Implementing PID on the SparkMax Motor Controllers:

Here's how you can implement position control with the SparkMax motor controllers:

import com.revrobotics.CANSparkMax;
import com.revrobotics.ControlType;
import edu.wpi.first.wpilibj.TimedRobot;

public class Robot extends TimedRobot {

    private final CANSparkMax sparkMax = new CANSparkMax(1, CANSparkMax.MotorType.kBrushless);

    @Override
    public void robotInit() {
        // Reset encoder count to ensure we're starting from 0
        sparkMax.getEncoder().setPosition(0);

        // Set PID constants. You'll tune these values!
        sparkMax.getPIDController().setP(0.1);
        sparkMax.getPIDController().setI(0.0);
        sparkMax.getPIDController().setD(0.0);

        // Set the desired position setpoint (e.g., 1000 encoder counts)
        sparkMax.getPIDController().setReference(1000, ControlType.kPosition);
    }

    @Override
    public void teleopPeriodic() {
        // Your teleoperated code here
    }
}

Tuning Position PID

  1. Set Initial Values: Start with all PID values at 0.
  2. Tune P: Slowly increase P until your system starts to oscillate around the desired position. Once you observe oscillations, reduce P a bit until they stop.
  3. Tune I: Introduce a bit of I. If your mechanism consistently stops a bit short or a bit past the target (known as steady-state error), I can help correct this. However, be wary: too much I can cause overshoot or oscillations.
  4. Tune D: Introduce D to counteract the overshoot or oscillations introduced by P and I. Remember, a small amount of D can go a long way, and too much can make the system unstable.
  5. Iterate: Go back and adjust each term as necessary, bearing in mind that changes to one term might necessitate changes to the others.

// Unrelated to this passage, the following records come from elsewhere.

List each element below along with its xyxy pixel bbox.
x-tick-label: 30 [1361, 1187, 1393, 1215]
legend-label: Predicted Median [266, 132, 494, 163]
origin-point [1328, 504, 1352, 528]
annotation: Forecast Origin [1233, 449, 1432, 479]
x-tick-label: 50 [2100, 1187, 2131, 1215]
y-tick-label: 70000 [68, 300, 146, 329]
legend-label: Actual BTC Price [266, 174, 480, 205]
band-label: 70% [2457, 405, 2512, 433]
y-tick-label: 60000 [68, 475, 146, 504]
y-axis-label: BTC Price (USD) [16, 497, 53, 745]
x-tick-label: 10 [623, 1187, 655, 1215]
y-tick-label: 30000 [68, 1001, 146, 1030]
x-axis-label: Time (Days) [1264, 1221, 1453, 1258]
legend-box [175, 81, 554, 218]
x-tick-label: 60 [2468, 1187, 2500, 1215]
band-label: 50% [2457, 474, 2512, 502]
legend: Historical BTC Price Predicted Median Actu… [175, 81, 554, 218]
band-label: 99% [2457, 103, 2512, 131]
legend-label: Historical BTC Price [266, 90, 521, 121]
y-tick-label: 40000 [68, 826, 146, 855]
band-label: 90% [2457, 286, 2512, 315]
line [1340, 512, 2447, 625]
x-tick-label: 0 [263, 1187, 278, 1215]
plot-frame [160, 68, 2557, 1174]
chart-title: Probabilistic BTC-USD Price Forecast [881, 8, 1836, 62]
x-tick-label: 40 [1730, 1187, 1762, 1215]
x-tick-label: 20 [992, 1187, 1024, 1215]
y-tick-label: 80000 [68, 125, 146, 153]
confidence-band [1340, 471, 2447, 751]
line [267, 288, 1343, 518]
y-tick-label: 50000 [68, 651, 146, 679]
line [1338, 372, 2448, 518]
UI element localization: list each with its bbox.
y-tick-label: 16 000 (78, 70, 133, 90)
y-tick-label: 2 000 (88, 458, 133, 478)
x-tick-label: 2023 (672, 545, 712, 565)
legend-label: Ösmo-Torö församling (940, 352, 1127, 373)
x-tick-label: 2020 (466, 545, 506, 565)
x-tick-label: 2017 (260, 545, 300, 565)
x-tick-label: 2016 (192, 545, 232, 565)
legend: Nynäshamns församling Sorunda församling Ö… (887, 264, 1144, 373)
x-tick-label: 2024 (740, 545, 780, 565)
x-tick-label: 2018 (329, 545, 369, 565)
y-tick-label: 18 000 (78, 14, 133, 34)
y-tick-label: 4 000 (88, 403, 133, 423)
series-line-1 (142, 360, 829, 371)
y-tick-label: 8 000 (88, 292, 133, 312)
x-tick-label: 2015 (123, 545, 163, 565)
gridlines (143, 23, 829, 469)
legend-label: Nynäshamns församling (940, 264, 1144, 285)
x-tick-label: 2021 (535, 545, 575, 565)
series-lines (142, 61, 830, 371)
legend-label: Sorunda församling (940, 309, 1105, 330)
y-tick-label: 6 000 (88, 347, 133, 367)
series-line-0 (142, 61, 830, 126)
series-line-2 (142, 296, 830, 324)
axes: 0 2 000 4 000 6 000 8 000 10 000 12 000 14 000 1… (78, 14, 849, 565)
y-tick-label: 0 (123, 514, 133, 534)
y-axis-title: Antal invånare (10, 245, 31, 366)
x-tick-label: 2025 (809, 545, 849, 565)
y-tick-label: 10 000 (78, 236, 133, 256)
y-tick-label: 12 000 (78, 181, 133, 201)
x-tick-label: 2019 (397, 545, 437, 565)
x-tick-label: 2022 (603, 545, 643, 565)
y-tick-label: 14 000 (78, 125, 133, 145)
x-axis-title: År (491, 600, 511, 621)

Remember that the actual values you'll need for P, I, and D will vary based on the specifics of your robot, such as the weight of moving parts, friction, and the characteristics of the motor and gearing.

In practice, position control PID tuning often requires more patience than velocity control because you're trying to get the system to settle at a precise value, rather than maintain a steady state. As always, it's crucial to make changes incrementally and observe how each change affects system behavior.

Tasks

  1. Implement the provided PID control structure for SparkMax on your robot's drivetrain or any mechanism. Try achieving a specific speed or position.
  2. Tune the PID parameters, start with P, then introduce I and D as necessary. Remember, often you'll adjust one, then have to go back and readjust the others.
  3. Incorporate a sensor, like an encoder, to get feedback from the mechanism and give the PID controller a process variable to work with.
  4. Challenge: Introduce external disturbances (e.g., manually slowing down a wheel) and see how well your PID-controlled system can handle and correct for it.

Additional Resources

PID Explained

REV Robotics SparkMax Documentation

WPILib PIDController Documentation

Happy tuning! Remember, while the math behind PID control might seem complicated, the essence of what it's trying to achieve is straightforward: get your system to behave the way you want it to. With enough practice and observation, you'll develop an intuition for how to tune these systems efficiently.